A votação ocorreu depois de uma mudança no texto para incluir medidas de proteção ao setor agrícola suíço. O pacote prevê 517 milhões de francos suíços, cerca de US$ 631 milhões, em apoio aos agricultores ao longo de seis anos.
A inclusão dos recursos alterou a posição da Câmara Baixa, que havia rejeitado o acordo em junho. Dias antes da nova votação, a Câmara Alta do Parlamento também havia dado sinal verde ao projeto.

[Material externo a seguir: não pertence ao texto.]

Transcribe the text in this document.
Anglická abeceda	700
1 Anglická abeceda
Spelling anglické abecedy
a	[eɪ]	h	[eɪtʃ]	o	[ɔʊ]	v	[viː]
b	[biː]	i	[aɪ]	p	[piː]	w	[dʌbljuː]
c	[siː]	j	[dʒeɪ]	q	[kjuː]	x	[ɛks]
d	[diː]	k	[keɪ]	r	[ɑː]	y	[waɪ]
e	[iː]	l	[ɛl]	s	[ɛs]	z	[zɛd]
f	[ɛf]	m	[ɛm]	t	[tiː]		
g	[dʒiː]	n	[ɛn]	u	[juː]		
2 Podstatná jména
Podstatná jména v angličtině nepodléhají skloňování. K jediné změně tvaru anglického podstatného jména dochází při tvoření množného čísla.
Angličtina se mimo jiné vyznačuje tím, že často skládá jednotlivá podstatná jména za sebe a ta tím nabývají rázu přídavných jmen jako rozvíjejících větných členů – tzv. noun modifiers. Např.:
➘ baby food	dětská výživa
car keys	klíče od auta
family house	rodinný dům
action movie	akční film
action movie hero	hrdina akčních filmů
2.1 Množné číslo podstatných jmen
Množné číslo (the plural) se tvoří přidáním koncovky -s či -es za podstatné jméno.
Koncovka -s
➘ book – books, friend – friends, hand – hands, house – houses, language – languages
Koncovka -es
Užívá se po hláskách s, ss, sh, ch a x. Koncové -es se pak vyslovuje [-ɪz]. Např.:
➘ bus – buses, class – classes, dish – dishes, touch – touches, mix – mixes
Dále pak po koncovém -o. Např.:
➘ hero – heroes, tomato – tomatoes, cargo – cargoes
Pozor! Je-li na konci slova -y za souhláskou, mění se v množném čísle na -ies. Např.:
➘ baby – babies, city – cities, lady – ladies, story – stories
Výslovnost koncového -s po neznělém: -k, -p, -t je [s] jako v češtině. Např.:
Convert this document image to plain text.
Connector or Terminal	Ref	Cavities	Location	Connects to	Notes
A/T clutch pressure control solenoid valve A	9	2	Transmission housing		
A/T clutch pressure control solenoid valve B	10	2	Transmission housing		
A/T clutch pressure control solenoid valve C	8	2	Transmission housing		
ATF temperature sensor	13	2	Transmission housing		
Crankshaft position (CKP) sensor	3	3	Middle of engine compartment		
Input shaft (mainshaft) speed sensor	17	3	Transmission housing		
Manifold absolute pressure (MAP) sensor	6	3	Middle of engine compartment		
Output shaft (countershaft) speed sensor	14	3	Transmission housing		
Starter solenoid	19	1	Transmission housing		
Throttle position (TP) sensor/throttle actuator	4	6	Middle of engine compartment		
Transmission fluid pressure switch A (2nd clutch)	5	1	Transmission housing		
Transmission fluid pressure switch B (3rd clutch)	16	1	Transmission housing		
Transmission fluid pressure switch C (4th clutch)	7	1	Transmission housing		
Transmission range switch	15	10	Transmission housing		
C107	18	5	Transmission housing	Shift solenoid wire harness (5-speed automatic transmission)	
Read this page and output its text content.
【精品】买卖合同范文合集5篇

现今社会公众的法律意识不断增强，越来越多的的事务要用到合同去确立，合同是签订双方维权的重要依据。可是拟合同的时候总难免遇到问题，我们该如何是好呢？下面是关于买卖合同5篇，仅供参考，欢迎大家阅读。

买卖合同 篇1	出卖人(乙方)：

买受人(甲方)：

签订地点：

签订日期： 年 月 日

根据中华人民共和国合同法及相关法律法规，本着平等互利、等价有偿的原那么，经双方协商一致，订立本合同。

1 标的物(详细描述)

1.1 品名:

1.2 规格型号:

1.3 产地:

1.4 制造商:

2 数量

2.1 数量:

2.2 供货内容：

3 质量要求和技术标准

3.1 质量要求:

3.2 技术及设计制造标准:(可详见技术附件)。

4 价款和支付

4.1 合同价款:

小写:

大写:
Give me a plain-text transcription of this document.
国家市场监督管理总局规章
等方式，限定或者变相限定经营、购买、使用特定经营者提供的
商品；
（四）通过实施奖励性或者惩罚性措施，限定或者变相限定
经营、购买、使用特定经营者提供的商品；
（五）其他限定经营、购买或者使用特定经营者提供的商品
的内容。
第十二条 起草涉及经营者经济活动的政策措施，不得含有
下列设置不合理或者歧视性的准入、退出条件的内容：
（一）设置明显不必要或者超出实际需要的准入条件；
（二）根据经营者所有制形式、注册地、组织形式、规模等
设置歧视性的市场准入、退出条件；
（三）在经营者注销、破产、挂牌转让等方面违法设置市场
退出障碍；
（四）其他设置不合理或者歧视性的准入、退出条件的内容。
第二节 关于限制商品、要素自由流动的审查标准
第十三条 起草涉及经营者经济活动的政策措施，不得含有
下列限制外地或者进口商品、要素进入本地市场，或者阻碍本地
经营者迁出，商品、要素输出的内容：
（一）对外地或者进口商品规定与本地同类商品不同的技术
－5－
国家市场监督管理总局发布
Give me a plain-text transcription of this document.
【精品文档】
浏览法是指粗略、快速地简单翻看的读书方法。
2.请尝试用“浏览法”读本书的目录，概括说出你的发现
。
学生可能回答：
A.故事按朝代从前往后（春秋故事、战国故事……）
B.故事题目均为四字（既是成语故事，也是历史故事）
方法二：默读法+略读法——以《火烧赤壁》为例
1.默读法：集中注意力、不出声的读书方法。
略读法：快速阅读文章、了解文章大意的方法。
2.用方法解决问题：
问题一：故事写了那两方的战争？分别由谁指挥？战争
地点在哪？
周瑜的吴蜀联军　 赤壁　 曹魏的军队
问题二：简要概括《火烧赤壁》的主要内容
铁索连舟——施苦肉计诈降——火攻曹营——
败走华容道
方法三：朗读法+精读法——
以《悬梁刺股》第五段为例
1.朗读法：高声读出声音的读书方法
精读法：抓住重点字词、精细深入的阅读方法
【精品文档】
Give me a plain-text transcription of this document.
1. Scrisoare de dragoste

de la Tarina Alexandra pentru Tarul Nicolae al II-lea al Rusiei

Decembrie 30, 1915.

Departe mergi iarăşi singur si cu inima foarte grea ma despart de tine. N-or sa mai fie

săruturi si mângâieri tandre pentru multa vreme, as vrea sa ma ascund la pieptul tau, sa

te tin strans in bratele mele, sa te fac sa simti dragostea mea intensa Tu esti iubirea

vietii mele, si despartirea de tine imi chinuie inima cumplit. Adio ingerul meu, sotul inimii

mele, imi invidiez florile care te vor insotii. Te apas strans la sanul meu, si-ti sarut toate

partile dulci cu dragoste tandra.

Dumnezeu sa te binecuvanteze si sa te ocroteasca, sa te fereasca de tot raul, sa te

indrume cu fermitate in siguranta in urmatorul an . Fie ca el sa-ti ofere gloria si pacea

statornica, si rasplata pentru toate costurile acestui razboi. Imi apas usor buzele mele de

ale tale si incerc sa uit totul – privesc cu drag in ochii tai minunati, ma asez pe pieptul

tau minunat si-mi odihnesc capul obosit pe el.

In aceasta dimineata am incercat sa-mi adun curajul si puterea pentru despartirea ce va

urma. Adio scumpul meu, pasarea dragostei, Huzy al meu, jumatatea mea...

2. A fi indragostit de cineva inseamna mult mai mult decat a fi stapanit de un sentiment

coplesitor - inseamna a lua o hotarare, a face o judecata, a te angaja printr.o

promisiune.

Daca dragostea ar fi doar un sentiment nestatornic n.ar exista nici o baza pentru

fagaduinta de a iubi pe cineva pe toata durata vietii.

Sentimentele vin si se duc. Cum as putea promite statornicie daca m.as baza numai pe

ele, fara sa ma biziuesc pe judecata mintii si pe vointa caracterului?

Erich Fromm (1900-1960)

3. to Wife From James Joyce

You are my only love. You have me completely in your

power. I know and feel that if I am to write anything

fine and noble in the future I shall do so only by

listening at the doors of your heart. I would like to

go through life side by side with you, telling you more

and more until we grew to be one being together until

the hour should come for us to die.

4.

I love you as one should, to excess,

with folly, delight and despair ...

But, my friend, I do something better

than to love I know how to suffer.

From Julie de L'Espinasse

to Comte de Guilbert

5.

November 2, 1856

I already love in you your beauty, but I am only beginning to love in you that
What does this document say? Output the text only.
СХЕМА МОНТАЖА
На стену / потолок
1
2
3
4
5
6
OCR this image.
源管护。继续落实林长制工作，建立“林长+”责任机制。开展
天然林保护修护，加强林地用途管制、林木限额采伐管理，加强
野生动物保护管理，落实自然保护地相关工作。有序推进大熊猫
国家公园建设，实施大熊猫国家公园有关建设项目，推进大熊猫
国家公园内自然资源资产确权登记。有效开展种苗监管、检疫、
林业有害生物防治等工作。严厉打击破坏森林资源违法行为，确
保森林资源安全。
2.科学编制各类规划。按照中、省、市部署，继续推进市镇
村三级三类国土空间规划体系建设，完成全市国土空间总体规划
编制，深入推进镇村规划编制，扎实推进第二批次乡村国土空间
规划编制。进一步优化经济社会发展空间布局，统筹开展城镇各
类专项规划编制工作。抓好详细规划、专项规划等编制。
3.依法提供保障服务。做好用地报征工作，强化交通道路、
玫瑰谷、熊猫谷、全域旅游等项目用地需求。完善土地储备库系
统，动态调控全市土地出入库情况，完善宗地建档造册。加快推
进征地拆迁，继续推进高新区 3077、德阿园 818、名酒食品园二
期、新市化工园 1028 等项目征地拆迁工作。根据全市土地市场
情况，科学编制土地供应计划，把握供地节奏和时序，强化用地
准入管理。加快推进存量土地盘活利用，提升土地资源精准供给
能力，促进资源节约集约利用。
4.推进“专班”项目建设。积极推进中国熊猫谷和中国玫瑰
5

Agricultura influencia aprovação
O setor agrícola ocupa espaço relevante no debate político suíço sobre a abertura comercial. Por isso, o acordo passou a contar com mecanismos financeiros destinados a reduzir os possíveis impactos sobre os produtores locais.
Mesmo com a aprovação parlamentar, o processo ainda pode chegar à população. O acordo tem possibilidade de ser submetido a referendo, conforme as regras de democracia direta adotadas pela Suíça.
EFTA e Mercosul ampliam integração comercial
O entendimento envolve os quatro países que formam o núcleo do Mercosul: Brasil, Argentina, Paraguai e Uruguai. Do outro lado está a EFTA, bloco formado por Suíça, Noruega, Islândia e Liechtenstein.
A Suíça representa a maior economia da EFTA. Nesse contexto, a aprovação pelo Parlamento suíço representa mais uma etapa no processo de aproximação comercial entre os dois blocos.
Para o Brasil, o acordo pode ampliar as condições de acesso a mercados europeus fora da União Europeia. Além disso, cria um marco para aprofundar relações comerciais com economias de alto poder de compra.
Agora, entretanto, o acordo ainda depende das próximas etapas previstas no processo de ratificação suíço. A possibilidade de referendo mantém a discussão sobre o tratado aberta no país.